Congress MP Priya Dutt (42), likely to contest from Mumbai’s north-central constituency (Bandra to Chandivali), plans to webcast her speeches and her campaign trail on her website www.priyadutt. org. Webcasting is a technology where audio or video is broadcast over the Internet.
Krishna Hegde, moderator of her website, said: “Today, the youth is one of the major sections of the electorate and we want to appeal to them through this medium.”
Others politicos with their own websites include Gurudas Kamat, Ram Naik, Kirit Somaiya and Milind Deora.
Shiv Sena’s bete noir, the Maharashtra Navnirman Sena (MNS), recently launched the party website. Now many of its leaders are starting their own blogs, which will be up and running within a week.
“I will make the maximum use of it to communicate with the voters,” said MNS leader Shishir Shinde.

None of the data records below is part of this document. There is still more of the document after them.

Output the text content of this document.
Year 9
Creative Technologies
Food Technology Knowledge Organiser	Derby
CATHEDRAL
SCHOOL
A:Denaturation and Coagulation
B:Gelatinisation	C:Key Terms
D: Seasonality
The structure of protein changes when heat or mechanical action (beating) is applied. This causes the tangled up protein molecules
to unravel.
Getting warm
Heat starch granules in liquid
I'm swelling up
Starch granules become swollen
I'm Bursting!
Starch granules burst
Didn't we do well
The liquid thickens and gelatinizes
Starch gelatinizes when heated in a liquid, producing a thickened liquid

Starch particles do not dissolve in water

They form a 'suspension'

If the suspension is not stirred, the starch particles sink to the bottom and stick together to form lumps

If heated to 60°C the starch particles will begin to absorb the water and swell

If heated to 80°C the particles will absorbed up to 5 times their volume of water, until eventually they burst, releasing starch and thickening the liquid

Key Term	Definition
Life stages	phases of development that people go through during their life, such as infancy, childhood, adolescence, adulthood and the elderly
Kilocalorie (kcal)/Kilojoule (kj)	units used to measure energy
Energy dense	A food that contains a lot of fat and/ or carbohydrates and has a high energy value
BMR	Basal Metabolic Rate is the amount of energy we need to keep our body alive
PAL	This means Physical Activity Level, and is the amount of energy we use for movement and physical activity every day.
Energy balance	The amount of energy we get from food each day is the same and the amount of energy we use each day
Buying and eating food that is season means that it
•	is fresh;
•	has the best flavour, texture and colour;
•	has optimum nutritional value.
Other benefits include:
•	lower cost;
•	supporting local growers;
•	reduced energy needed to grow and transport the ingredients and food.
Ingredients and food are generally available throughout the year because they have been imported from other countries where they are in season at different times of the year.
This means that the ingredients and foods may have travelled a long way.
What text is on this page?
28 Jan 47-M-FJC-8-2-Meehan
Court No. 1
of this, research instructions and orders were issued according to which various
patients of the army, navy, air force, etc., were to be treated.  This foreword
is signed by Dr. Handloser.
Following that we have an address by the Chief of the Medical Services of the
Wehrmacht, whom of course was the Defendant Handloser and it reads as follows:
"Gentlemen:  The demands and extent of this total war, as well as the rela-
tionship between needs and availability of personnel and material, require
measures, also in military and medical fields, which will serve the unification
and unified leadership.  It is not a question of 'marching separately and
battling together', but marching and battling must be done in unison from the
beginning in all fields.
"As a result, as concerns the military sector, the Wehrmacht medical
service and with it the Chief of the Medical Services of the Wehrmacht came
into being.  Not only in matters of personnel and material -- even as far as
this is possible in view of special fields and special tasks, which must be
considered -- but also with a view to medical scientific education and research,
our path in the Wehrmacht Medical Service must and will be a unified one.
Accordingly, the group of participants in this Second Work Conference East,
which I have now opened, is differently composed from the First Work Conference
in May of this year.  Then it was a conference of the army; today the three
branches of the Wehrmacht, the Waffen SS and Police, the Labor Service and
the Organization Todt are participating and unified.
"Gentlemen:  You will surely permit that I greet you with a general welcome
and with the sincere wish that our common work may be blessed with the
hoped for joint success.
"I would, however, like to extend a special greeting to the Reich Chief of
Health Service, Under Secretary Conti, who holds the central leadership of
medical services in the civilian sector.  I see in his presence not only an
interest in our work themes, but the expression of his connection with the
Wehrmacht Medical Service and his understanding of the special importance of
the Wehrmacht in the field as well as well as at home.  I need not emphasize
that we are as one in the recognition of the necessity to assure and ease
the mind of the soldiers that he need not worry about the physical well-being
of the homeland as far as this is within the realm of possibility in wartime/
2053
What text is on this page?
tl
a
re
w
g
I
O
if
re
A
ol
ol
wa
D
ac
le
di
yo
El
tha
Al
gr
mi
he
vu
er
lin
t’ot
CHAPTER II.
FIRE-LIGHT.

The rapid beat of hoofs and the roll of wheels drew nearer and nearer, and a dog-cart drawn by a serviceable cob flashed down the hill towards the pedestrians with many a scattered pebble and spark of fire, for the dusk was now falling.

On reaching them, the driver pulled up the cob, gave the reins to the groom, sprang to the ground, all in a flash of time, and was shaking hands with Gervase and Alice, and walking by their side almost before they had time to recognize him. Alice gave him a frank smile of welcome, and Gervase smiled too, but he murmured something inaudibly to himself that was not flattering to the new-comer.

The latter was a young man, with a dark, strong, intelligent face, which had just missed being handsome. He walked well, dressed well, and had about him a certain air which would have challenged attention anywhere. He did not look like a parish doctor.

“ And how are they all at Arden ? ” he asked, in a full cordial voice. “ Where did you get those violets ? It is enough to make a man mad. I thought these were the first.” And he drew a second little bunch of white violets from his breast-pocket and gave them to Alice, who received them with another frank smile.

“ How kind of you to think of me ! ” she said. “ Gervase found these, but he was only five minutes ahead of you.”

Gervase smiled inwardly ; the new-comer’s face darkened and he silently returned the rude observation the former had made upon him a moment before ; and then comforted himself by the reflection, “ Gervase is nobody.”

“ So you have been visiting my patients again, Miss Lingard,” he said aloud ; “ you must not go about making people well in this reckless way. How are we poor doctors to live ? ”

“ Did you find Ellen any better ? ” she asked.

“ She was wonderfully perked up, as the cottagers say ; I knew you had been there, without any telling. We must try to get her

The Net bug has bitten several veteran politicians in Maharashtra such as Ram Naik (75), the BJP leader who is eyeing the north Mumbai (Malad to Borivli) seat.
Since losing the 2004
election to actor Govinda, Naik has collected thousands of e-mail ids of his voters. “E-mails are more effective than pamphlets,” Naik said. “Sometimes our workers are not allowed to campaign inside big residential towers and often voters may have gone out to work. In such cases, e-mail is the best tool.”